INSURANCE: Lower Rates

2 minute read
TIME

Auto-insurance rates, which have risen sharply since World War II, appear to be on the way down. Rates have soared because 1) courts have been handing out sky-high judgments in accident cases (TIME, Aug. 27, 1951 et seg.) and, 2) the accident rate itself, notably among young drivers, has gone up alarmingly (28% of all drivers involved in fatal auto accidents in 1951 were under 25). But as the rates went up, independent auto-insurance firms began cutting their rates and snatching business from the large companies. Last week a number of big companies got ready to meet the competition by concentrating on the worst traffic offenders of all: young drivers.

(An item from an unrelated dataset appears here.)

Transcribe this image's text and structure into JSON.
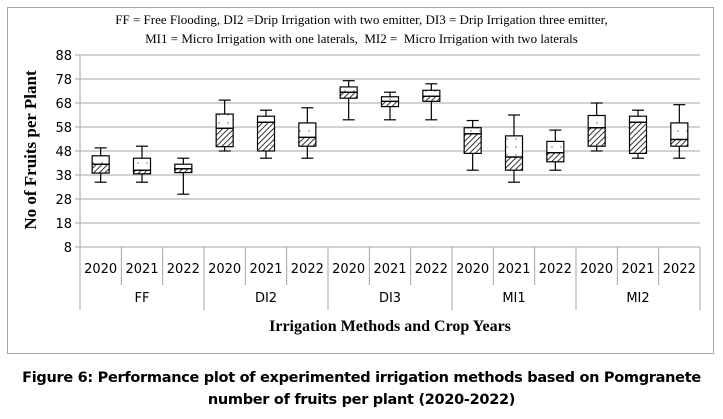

The Mutual Insurance Rating Bureau, which represents some 30 companies, filed new “preferred risk” rate schedules in eleven Midwest and western states. Adults who drive less than 7,500 miles a year will get a 20% rate cut; parents who keep their youngsters’ part-time driving down to 25% of the yearly mileage will get a 9% cut. On the other hand, young drivers who take out their own policies arid have no parental supervision will get a 30% hike in rates.

Chicago’s Allstate Insurance Co., a Sears, Roebuck subsidiary and third largest of the independents, also chopped its rates. Premiums on cars driven by high-school youths in 44 states will be shaved 15%, provided each youngster completes an auto safety course of 30 classroom hours and six hours behind the wheel (while more than 6,000 of the nation’s 25,000 high schools offer such courses, only 350,000 of the 2,000,000 students who come of driving age each year take them).

Said Allstate President Calvin Fentress Jr., “If we are honestly interested in making our streets and highways safer, then we must see to it that more and better driver-training programs are installed in our secondary schools . . . There is only one man who sets automobile insurance rates—the man behind the wheel.”